David Beckham voices appeal to end malaria in Swahili, Yoruba

David Beckham continues to be an ambassador of the World Health Organization (WHO) and to fight with the deadliest ever disease, malaria. This week, the British athlete has launched a global video appeal to end malaria in which he appeared to be speaking nine languages including exotic Swahili and the Nigerian language Yoruba, but aided by artificial intelligence, he confessed.

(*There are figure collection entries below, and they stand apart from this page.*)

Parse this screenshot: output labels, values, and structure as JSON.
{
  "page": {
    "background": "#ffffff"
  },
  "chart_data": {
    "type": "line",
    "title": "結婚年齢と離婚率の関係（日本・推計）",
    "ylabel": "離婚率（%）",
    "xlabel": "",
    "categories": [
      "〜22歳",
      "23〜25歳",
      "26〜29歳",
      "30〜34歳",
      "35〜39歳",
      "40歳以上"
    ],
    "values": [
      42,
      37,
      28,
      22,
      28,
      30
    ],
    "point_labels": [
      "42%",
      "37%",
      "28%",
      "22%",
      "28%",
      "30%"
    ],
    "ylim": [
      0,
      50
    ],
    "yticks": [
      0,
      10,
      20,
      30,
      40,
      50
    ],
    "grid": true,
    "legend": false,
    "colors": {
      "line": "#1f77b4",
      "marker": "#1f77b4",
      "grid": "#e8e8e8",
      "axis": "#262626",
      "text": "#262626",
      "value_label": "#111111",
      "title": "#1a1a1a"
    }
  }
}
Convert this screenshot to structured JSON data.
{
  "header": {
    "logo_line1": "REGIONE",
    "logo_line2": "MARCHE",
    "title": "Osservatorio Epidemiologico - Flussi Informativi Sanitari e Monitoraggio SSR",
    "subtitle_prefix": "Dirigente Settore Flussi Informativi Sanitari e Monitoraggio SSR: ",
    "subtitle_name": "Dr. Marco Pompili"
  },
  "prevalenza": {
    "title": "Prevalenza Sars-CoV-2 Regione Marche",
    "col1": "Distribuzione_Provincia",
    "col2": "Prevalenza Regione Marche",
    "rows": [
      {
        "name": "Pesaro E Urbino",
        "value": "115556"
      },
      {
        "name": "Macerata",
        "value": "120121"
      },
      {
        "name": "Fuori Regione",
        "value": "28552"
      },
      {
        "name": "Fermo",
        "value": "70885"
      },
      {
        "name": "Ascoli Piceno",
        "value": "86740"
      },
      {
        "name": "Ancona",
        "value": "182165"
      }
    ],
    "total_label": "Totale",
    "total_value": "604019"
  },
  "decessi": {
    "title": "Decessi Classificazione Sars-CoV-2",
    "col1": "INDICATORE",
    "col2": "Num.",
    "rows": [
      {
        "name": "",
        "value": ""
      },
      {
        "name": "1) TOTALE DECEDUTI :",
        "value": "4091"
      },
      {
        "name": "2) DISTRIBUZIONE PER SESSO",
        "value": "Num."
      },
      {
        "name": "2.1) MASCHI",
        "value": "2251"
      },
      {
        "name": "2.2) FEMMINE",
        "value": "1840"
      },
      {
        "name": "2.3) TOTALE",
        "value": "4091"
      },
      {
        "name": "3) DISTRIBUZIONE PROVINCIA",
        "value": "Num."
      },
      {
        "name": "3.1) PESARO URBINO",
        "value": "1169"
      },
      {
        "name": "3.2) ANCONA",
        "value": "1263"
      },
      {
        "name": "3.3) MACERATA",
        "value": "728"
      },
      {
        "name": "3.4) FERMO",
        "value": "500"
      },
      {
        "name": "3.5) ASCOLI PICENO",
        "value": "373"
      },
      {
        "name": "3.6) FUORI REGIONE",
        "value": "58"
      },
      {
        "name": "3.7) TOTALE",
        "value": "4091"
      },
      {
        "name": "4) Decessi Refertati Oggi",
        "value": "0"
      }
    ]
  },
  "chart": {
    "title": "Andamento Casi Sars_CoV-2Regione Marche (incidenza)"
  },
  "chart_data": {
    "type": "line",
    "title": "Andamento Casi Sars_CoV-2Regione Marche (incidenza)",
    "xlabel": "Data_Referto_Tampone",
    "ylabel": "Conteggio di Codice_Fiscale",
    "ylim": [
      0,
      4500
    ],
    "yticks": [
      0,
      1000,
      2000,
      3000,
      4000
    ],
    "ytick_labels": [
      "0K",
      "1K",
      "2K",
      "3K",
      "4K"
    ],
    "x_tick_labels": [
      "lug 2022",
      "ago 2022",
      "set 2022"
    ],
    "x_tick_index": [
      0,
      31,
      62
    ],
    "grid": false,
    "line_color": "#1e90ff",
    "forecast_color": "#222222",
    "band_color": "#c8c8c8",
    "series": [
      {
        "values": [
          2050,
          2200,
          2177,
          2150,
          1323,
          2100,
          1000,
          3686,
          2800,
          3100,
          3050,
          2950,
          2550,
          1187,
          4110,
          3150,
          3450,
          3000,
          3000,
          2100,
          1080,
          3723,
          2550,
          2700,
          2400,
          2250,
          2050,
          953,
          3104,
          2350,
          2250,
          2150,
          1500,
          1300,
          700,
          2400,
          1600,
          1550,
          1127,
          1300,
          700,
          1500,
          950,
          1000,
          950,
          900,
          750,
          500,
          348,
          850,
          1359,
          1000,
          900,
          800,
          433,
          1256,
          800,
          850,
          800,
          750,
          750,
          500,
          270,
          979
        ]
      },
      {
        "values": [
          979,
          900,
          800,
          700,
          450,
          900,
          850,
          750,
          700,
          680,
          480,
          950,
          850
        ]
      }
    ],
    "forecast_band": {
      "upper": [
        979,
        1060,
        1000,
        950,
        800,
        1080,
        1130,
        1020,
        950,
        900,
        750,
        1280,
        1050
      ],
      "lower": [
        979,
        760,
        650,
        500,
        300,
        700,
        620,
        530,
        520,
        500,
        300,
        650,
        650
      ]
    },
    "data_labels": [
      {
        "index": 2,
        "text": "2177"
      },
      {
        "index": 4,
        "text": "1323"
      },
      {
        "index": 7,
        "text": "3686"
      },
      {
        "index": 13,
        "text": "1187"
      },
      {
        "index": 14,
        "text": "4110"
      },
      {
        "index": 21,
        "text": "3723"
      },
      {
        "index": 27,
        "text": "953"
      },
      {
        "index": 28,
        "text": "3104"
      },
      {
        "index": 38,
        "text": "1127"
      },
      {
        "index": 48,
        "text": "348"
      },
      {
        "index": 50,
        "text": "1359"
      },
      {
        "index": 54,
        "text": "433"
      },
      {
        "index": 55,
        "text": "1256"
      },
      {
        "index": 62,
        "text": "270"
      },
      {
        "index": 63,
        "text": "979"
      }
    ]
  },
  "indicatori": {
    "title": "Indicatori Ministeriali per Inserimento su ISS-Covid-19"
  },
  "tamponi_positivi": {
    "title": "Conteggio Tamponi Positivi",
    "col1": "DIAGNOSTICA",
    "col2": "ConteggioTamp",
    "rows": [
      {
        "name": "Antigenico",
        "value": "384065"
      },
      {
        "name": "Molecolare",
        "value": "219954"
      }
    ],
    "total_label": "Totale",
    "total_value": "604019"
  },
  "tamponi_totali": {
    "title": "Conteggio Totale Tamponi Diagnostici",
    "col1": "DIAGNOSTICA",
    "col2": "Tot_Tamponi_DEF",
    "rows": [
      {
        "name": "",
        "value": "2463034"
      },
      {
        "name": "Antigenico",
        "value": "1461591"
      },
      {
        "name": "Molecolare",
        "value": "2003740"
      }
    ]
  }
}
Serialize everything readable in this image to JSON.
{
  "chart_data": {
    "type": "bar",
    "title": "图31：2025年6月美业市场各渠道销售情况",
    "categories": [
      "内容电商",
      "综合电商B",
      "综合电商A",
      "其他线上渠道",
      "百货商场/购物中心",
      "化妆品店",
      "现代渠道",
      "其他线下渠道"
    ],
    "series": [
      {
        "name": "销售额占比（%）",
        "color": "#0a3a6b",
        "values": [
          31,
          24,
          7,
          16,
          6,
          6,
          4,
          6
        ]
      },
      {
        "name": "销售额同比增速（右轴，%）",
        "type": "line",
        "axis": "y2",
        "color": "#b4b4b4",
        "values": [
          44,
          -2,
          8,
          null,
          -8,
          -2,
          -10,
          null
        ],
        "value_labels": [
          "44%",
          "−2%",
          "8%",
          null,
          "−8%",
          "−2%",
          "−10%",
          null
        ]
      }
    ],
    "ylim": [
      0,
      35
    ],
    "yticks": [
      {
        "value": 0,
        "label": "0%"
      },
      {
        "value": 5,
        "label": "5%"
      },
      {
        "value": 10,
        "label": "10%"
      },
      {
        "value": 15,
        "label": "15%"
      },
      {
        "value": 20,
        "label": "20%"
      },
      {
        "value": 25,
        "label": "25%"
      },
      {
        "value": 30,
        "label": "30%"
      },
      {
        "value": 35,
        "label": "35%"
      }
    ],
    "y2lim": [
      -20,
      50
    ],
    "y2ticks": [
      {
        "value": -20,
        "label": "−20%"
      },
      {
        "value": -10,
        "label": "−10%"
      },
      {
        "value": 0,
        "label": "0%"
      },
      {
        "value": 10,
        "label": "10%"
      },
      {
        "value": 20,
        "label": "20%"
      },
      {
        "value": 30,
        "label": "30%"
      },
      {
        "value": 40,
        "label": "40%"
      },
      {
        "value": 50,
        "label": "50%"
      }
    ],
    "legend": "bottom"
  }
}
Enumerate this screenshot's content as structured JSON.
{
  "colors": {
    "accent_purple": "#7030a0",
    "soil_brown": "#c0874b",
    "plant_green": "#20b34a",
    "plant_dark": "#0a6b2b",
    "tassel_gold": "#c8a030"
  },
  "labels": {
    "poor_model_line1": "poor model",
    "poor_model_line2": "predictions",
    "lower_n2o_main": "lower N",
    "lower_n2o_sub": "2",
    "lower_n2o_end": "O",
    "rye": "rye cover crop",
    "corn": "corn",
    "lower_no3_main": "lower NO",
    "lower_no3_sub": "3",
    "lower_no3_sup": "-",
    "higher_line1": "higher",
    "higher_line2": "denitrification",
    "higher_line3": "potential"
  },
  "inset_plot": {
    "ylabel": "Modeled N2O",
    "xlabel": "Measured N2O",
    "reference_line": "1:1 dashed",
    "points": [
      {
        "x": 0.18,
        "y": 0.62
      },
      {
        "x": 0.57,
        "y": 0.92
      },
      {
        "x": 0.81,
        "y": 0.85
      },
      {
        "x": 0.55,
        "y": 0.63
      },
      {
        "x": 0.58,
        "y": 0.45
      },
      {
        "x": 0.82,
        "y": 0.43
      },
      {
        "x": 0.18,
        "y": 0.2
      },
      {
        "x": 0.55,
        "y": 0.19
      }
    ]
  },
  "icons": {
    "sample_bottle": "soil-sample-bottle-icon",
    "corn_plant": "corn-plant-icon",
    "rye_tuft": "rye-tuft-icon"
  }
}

The British football star David Beckham and the WHO have joined their efforts in fighting malaria. On Tuesday, the athlete’s 55-second video urged to be extremely attentive because malaria kills about 435,000 people a year, largely in Africa. The most dangerous thing is children aged under five making up 61 percent of deaths from malaria.

David calls on people to add their voices to an online petition to get the attention of world leaders ahead of a key conference in October. The charity behind the campaign, Malaria No More UK, said the filmmakers used video synthesis technology to make it look like the retired athlete was speaking in eight other languages.

“Malaria isn’t just any disease. It’s the deadliest disease there’s ever been,” Beckham said in English before switching to Spanish, Arabic, French, Hindi, Mandarin, Swahili, Kinyarwanda, which is spoken in Rwanda, and Yoruba.

UNICEF praises Mr Beckham for his efforts in fighting malaria

WHO report shows that malaria kills about 435,000 people a year, and Africa is the most vulnerable region. In 2017, there were 219 million cases of malaria, up from 217 million in 2016, so, WHO warned the global response had stalled despite a United Nations’ global goal to end the disease by 2030.

David Beckham who retired from the game in 2013, has supported charity organization Malaria No More UK for over a decade and is a founding member of the group’s leadership council as well as an ambassador for the UN children’s agency UNICEF.

He called for action before the Global Fund conference in Paris in October that will aim to raise at least $14 billion from governments, companies and philanthropists to fight malaria, AIDS, and tuberculosis.